Et si…si elle n’était pas ce qu’elle a dit ? Si elle s’était moquée de lui ? Elle n’a peut-être pas volé les croissants ce matin. Elle a pu payer sans qu’il le voie. C’est peut-être une enquêtrice qui fait une étude sur les SDF. Il se tasse sur le banc.

La voilà qui revient !

Dunant court vers elle. « J’ai cru…Oh ! Pardon ! Je vous avais prise pour quelqu’un d’autre. »

Les manteaux se ressemblent mais ce n’est pas elle. La femme, trop maquillée, dit sèchement : « laissez-moi ou j’appelle la police. Des gens comme vous devraient être en prison. »

Il retourne s’asseoir. Sa main, crispée sur le demi sandwich, devient douloureuse.
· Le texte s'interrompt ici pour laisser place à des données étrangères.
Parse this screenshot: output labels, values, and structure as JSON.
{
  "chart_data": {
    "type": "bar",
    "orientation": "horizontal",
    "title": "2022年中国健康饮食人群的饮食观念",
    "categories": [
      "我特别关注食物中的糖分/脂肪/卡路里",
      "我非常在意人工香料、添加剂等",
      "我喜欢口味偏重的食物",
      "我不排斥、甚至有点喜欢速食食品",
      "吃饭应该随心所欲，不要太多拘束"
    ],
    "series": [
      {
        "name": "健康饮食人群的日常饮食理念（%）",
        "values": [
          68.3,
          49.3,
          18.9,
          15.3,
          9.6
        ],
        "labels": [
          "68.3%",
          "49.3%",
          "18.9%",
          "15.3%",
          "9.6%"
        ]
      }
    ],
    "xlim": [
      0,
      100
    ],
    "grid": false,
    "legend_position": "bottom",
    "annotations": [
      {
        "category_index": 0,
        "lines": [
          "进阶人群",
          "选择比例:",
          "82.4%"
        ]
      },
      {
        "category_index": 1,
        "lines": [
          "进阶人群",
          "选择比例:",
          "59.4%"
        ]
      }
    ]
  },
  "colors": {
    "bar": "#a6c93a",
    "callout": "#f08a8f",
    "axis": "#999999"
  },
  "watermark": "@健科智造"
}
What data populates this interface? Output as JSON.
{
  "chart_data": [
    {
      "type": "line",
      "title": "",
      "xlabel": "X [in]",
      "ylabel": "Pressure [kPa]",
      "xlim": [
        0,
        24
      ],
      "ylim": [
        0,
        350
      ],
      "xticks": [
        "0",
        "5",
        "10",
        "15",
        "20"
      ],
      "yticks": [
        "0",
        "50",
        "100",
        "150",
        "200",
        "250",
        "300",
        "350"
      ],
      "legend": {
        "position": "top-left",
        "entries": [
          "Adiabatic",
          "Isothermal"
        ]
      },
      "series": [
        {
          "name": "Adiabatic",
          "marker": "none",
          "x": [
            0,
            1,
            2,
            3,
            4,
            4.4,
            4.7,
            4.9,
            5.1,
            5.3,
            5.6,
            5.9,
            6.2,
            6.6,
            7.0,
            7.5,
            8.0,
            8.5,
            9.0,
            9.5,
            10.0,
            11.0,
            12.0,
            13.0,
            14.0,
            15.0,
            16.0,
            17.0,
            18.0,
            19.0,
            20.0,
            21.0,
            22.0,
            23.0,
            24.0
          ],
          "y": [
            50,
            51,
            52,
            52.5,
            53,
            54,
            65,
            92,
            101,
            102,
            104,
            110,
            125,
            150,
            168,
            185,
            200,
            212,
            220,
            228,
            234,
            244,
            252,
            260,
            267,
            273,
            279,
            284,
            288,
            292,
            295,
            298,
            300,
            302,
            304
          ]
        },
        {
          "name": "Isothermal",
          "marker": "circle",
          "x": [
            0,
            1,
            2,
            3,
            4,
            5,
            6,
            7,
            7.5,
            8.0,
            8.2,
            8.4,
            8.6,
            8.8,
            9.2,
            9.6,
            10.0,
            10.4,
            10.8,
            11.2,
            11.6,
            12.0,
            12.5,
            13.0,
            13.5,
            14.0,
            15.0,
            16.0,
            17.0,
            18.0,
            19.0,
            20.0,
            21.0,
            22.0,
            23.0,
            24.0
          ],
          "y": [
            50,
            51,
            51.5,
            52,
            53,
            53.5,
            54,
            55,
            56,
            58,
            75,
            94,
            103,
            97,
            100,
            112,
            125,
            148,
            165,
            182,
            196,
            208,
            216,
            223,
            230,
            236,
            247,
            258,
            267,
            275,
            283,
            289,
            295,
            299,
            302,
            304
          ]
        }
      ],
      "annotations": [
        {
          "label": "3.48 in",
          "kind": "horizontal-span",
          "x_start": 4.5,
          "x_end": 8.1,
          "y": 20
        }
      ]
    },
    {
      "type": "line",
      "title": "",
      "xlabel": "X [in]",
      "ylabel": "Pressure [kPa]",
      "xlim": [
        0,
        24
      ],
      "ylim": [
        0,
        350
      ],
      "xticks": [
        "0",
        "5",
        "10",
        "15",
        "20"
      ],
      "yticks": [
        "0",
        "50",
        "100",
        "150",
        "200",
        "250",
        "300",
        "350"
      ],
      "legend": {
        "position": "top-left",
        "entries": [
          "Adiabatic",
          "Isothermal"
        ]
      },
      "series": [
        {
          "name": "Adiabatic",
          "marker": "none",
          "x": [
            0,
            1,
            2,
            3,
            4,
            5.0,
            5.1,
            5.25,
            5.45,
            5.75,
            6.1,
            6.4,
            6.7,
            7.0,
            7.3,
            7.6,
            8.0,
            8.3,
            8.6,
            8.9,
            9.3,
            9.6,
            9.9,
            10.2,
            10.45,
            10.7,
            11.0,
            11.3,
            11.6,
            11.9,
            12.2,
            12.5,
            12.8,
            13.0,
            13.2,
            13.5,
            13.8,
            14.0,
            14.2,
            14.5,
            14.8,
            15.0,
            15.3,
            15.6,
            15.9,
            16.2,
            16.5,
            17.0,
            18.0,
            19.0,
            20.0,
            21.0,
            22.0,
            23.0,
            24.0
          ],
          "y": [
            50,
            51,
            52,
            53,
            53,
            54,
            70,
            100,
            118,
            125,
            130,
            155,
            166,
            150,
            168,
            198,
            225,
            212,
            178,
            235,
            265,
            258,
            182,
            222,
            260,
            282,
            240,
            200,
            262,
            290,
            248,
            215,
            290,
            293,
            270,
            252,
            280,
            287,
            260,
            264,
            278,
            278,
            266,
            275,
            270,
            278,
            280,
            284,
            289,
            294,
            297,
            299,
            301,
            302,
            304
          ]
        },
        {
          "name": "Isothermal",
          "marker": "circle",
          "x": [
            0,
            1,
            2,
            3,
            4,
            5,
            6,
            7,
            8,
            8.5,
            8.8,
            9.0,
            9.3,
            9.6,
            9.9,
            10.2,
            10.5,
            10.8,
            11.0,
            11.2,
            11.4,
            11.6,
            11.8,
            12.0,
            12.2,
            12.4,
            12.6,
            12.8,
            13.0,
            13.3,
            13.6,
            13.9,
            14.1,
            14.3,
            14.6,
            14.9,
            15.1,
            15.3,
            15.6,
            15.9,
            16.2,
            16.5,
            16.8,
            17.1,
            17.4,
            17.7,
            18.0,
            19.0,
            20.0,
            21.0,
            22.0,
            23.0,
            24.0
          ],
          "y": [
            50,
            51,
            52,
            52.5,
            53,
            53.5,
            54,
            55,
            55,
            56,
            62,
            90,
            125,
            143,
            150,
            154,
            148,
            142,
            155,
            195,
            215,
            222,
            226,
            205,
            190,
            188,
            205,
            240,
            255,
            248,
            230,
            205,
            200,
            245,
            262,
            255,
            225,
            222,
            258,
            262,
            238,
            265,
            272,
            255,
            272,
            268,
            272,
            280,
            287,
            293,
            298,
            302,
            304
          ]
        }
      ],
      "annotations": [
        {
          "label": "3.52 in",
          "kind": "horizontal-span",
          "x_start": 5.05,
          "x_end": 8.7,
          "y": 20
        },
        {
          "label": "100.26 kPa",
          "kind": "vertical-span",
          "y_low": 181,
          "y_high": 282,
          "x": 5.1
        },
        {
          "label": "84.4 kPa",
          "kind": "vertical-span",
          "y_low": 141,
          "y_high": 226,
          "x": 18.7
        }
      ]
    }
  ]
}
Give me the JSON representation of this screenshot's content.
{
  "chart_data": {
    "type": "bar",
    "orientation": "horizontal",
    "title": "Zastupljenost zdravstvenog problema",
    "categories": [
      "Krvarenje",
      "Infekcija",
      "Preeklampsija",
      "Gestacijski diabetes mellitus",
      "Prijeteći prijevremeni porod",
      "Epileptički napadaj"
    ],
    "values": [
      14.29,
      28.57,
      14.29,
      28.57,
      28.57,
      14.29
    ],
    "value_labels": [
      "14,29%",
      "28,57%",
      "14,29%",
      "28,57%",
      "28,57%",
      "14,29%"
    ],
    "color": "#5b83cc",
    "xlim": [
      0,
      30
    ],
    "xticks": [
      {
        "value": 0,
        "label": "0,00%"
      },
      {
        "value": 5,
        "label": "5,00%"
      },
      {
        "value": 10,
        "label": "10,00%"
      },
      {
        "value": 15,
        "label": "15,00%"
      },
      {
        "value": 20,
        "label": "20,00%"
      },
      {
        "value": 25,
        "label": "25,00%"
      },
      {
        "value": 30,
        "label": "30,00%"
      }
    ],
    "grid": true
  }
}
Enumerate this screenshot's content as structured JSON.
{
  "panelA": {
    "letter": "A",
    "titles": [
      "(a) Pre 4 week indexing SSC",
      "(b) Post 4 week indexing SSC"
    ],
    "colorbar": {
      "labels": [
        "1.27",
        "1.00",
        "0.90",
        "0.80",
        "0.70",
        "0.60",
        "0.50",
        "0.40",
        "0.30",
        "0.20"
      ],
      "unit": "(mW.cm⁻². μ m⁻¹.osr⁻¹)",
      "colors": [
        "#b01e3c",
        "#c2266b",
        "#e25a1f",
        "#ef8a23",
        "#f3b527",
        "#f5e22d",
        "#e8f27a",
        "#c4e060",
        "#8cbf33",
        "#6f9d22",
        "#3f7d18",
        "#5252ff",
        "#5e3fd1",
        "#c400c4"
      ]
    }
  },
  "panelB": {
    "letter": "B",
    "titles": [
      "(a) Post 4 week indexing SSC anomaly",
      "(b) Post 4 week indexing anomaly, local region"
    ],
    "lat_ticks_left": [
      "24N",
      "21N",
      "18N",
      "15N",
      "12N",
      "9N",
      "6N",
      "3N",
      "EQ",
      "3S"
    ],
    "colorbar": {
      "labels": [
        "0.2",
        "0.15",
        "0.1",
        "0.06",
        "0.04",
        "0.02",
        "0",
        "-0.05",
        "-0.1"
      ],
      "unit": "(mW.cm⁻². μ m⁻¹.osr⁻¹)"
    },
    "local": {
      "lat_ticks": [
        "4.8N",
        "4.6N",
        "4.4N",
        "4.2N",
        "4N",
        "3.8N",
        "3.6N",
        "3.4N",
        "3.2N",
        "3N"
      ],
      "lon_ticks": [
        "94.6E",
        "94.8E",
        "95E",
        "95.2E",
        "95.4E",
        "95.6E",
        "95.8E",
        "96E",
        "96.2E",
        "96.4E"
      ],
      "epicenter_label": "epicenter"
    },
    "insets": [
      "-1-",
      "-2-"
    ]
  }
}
Le tourbillon l’aspire toujours vers le bas. Encore et encore. Comme s’il n’y avait jamais de fin. Il tombe lourdement du banc.

C’est aux urgences de l’hôpital que Dunant reprend conscience. Un jeune homme l’ausculte. « La tension est basse et le pouls trop rapide. Avez-vous mal quelque part ? »

« Où est-ce que je suis ? »

« Á l’hôpital. Où avez-vous mal ? »

« Nulle part. Si. Au talon. Et à l’estomac. »

« Vous avez mangé ? »

« Oui. Non. J’ai encore un demi sandwich puisqu’elle est partie. »

« Qui est parti ? »

« Je ne sais pas. Elle ne m’a pas dit son nom. »

« D’accord. Et vous ? Comment vous appelez-vous ? »

« Dunant. Henri Dunant. On m’a pris mes papiers à la Réunion. Á l’île de la Réunion. »

« C’est ça. Ici on est à Tahiti et moi je suis Napoléon. »

Dunant revoit la femme au manteau. Elle l’attend sûrement. Il doit aller à la gare.

Pendant que l’interne s’éloigne, Dunant descend de son brancard et s’en va.

Il doit la retrouver.

Elle l’attend.

Il marche aussi vite qu’il peut dans la nuit.

Elle est peut-être partie en croyant qu’il l’abandonnait.

Brigitte !

C’était Brigitte. Il l’a laissée encore perdue.

Il marche sans savoir où il va.

Il a faim.

Il cherche dans les poubelles de quoi apaiser son estomac. Enjambant la clôture d’un petit square, il boit l’eau d’un bassin qu’il recueille dans ses mains. Il pénètre dans un parking dont les seules lumières des issues de secours l’aident à se guider. Il trouve des cartons, peut-être laissés là par un autre miséreux.

Il se dissout dans le sommeil. Un sommeil difficile que le froid pénètre peu à peu. Il cherche un véhicule qui serait resté ouvert pour s’y abriter. Il s’allonge sur un capot conservant un peu de la chaleur du moteur. Retrouvant sa cache, il s’enroule dans les cartons.

Les jours se succèdent entre la quête dans les poubelles et son parking.

Rien ne mesure le temps qui perd tout son sens. Il ne sait plus si la journée qu’il retrouve est la même ou une autre. Il cherche de la nourriture quand il a faim. Il boit l’eau du square. Il utilise un angle du parking pour ses besoins naturels.